Living Stones Series: First Published in All Around Old Bridge Publication – May 2024
By Pastor Lloyd Pulley
Read the biography of one of America’s greatest inventors, Thomas Edison, and you will realize the profound impact a mother can make. A poor student, Edison’s mother decided to homeschool him, and he attributed much of his success to her sacrifice and training. “My mother was the making of me. She was so true, so sure of me, and I felt I had someone to live for, someone I must not disappoint,” Edison shared.
Research also proves the immeasurable value of mothering. Mothers are crucial to the emotional, behavioral, intellectual, and social development of their children. Family expert Steve Biddulph sums it up this way, “It now appears that mother-baby interaction, in the first year especially, is the very foundation of human emotions and intelligence. In the most essential terms, love grows the brain.”
And history, too, underscores the point.
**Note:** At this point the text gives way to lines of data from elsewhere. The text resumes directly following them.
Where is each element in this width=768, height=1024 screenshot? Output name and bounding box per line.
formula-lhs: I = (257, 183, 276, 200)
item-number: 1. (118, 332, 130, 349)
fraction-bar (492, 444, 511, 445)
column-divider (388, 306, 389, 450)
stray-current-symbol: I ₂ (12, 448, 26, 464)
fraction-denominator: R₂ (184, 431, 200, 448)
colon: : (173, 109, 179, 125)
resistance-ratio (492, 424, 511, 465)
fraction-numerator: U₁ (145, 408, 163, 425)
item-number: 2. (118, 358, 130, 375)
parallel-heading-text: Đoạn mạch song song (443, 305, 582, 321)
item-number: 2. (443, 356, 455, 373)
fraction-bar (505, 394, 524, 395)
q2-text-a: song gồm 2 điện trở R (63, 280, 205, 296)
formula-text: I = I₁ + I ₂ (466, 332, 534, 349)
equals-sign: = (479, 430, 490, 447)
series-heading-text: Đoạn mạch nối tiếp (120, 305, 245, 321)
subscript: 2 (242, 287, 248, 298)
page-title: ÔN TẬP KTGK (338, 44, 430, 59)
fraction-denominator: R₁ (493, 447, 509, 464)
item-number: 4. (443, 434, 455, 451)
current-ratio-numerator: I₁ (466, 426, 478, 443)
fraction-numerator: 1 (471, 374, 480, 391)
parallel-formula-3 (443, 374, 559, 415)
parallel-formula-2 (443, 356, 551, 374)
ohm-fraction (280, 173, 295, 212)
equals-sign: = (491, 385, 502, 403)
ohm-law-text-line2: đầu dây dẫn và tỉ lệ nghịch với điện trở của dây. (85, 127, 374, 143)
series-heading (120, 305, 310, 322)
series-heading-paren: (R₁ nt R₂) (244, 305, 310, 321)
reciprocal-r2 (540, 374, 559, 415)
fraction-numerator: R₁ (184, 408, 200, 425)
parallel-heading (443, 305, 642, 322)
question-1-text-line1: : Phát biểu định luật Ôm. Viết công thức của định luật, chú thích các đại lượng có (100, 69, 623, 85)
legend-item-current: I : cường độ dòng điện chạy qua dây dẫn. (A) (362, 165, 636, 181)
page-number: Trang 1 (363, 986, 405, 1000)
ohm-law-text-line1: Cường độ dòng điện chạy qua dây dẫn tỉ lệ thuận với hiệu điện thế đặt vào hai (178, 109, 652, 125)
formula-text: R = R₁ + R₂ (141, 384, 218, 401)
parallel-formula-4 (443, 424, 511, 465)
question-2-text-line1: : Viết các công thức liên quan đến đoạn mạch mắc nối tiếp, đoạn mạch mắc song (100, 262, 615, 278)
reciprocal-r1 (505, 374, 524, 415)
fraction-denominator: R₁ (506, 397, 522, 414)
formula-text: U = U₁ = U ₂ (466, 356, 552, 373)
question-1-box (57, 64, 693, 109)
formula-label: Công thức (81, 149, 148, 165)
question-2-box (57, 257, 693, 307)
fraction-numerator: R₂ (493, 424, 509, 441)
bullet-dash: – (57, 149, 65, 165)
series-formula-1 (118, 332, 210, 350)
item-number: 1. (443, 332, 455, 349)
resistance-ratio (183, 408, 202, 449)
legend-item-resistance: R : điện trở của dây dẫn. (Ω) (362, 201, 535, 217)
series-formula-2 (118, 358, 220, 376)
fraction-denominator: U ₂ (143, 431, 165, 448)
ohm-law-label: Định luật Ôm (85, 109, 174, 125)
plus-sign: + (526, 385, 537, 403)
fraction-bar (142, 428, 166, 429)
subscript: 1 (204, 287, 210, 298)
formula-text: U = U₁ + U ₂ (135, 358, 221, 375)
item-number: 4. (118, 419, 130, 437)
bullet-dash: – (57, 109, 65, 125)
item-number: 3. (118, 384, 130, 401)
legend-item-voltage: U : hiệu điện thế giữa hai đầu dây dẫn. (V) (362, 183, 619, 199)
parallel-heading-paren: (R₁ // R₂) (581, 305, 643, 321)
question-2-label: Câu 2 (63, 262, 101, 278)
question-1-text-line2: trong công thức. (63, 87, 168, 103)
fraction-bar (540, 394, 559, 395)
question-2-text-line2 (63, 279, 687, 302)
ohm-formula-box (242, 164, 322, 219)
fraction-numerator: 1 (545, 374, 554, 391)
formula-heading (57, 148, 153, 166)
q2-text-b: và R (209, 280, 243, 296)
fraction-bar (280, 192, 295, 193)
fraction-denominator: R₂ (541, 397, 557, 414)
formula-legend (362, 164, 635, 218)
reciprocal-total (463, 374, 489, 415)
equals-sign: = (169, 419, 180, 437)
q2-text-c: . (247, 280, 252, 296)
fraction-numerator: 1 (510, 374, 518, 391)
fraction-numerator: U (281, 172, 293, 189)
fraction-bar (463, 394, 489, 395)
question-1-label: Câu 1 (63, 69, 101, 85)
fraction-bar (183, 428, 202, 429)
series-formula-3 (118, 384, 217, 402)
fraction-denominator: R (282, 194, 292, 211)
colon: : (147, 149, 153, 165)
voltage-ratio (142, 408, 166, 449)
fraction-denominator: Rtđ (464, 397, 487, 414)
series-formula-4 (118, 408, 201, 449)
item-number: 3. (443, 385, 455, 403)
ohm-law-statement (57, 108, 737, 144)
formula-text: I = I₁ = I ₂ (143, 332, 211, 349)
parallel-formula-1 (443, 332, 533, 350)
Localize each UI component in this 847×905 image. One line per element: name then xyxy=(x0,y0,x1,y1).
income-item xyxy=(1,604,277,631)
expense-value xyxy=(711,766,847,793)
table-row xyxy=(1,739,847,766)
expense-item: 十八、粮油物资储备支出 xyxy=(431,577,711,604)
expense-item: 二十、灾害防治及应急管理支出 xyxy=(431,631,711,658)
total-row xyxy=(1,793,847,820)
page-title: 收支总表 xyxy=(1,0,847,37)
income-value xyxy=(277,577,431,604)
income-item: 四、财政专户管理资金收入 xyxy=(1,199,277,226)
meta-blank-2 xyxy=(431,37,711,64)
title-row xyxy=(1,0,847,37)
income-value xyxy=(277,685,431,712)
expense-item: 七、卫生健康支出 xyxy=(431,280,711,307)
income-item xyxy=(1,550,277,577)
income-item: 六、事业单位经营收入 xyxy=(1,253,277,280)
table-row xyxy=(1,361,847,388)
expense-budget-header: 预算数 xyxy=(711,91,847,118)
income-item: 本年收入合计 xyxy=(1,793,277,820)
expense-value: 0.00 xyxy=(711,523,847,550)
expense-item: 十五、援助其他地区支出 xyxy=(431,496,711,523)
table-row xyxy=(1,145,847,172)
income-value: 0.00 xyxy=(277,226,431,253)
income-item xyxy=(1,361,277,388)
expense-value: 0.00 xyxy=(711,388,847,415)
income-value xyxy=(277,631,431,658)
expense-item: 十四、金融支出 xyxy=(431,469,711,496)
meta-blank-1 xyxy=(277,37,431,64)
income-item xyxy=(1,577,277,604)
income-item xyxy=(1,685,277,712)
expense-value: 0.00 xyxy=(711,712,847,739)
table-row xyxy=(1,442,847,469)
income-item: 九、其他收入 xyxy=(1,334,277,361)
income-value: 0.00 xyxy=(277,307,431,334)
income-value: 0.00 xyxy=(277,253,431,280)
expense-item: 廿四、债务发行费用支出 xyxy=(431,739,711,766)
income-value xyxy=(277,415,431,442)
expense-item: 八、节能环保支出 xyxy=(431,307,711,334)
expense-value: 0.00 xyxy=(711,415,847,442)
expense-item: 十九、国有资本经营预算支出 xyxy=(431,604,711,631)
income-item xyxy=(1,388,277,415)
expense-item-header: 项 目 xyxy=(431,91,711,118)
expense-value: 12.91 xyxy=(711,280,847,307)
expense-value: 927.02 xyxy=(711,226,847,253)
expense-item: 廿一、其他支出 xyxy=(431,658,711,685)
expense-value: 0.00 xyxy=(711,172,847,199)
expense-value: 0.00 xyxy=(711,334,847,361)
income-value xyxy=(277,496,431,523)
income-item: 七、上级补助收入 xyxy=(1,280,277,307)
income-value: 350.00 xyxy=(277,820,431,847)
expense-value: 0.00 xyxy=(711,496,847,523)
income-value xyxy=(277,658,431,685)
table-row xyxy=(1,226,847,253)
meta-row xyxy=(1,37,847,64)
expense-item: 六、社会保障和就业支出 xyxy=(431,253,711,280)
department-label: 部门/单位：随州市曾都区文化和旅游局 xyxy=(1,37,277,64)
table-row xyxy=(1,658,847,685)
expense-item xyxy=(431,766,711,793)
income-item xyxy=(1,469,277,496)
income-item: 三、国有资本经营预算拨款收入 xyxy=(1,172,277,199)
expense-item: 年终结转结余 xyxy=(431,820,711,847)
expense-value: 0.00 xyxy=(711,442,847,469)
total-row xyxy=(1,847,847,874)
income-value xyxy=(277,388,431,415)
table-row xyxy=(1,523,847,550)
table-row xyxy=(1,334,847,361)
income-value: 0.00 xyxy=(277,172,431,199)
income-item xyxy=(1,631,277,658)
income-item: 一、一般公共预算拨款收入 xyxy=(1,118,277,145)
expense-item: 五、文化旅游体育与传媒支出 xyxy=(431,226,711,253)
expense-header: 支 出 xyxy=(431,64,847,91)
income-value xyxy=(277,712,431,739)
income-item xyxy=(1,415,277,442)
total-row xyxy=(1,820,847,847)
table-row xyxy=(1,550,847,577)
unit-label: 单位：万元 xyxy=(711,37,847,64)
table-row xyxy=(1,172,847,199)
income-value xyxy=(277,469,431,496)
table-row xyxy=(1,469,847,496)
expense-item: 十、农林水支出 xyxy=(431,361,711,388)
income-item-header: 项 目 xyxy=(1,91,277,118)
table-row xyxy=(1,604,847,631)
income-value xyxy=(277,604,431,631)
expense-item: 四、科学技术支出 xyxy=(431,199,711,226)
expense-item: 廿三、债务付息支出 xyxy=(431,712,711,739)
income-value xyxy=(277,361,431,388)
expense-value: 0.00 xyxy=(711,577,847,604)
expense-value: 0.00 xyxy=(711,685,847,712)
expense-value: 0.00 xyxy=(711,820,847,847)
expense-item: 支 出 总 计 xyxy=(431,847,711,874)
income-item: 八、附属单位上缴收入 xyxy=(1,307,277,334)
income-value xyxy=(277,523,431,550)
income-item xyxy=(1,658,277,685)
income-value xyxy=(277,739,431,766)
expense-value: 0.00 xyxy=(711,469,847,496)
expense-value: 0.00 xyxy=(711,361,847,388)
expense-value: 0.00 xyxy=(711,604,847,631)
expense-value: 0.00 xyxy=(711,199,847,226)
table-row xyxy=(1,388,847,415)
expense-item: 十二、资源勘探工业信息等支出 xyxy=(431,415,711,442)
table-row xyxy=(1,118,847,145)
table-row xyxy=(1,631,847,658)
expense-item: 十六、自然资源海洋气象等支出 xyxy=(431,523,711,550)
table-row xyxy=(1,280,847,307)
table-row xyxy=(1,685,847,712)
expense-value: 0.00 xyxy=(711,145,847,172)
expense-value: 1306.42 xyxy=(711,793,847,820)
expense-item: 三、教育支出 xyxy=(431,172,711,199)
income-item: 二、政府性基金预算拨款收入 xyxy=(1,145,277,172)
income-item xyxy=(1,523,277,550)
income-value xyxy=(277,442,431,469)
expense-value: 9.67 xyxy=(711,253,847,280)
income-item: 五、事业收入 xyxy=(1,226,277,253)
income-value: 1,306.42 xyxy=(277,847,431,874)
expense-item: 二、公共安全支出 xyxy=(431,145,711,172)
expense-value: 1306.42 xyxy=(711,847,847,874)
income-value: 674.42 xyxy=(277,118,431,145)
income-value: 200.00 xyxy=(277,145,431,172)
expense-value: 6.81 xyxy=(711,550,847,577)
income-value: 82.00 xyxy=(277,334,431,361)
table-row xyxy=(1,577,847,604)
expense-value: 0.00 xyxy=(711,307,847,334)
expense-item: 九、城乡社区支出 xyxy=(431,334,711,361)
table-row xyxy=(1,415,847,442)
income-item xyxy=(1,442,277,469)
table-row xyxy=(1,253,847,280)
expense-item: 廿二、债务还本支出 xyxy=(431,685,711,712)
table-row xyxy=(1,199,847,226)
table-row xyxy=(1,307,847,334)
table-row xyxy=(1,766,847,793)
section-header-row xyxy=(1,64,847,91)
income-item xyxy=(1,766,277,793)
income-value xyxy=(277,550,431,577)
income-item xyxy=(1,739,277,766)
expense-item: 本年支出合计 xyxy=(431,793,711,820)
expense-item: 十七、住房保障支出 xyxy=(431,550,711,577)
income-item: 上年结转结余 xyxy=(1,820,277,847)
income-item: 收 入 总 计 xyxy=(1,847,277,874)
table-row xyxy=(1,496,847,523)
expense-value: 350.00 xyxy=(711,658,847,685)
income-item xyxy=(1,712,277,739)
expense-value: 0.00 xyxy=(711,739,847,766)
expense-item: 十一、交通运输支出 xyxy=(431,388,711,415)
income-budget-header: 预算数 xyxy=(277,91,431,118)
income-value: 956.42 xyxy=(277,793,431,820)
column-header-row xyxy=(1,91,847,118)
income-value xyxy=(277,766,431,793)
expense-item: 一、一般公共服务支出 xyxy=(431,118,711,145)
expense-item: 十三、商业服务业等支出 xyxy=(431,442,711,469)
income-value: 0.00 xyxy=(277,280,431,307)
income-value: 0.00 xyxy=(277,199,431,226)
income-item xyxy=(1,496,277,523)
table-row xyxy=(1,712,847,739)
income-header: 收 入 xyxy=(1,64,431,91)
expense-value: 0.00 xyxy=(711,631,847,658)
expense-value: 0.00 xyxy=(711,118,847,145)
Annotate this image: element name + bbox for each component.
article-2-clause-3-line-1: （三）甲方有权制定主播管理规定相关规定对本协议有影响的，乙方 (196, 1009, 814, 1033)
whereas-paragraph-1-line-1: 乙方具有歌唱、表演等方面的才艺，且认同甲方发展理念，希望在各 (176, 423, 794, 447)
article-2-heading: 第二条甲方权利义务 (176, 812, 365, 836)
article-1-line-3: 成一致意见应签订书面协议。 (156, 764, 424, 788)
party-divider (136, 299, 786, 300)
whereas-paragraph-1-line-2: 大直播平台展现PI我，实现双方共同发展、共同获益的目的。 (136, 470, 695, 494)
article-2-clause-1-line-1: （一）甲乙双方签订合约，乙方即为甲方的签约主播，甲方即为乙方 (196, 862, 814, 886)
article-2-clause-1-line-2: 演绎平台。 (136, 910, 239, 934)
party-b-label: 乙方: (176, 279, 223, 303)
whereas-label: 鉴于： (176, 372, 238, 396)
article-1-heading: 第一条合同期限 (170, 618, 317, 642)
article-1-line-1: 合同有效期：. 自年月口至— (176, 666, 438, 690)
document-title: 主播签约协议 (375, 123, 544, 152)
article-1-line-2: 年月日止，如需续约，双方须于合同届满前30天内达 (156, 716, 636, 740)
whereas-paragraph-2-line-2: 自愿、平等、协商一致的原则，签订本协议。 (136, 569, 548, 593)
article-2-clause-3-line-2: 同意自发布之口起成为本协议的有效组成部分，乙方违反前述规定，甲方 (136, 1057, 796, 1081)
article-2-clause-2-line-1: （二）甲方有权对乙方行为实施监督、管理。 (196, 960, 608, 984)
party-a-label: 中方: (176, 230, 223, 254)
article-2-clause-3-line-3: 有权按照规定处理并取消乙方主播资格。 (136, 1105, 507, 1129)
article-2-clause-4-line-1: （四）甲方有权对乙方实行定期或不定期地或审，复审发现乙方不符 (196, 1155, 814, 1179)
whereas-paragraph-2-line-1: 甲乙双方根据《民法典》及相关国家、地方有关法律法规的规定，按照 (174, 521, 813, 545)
Mothers have for generations sacrificially given of themselves for the sake of their families. As early as the third century AD, early church father John Chrysostom said, “Higher than a painter, sculptor, than all artists is he who is skilled in the art of forming the soul of a child.”
Perhaps the most famous mother of all time, Mary the mother of Jesus, epitomized this picture of sacrifice, laying aside her youth, comforts, plans, and ultimately experiencing the greatest pain any mother can face – watching her son die. Theodore Roosevelt described the picture of such sacrificial mothering perfectly, saying, “Mothers, and not churches or theological seminaries, make the faith of people.”
We celebrate Mother’s Day this month, and it bears remembering, that motherhood is perhaps the single most influential, even revolutionary role in our culture. Women can be anything, but only women can be mothers!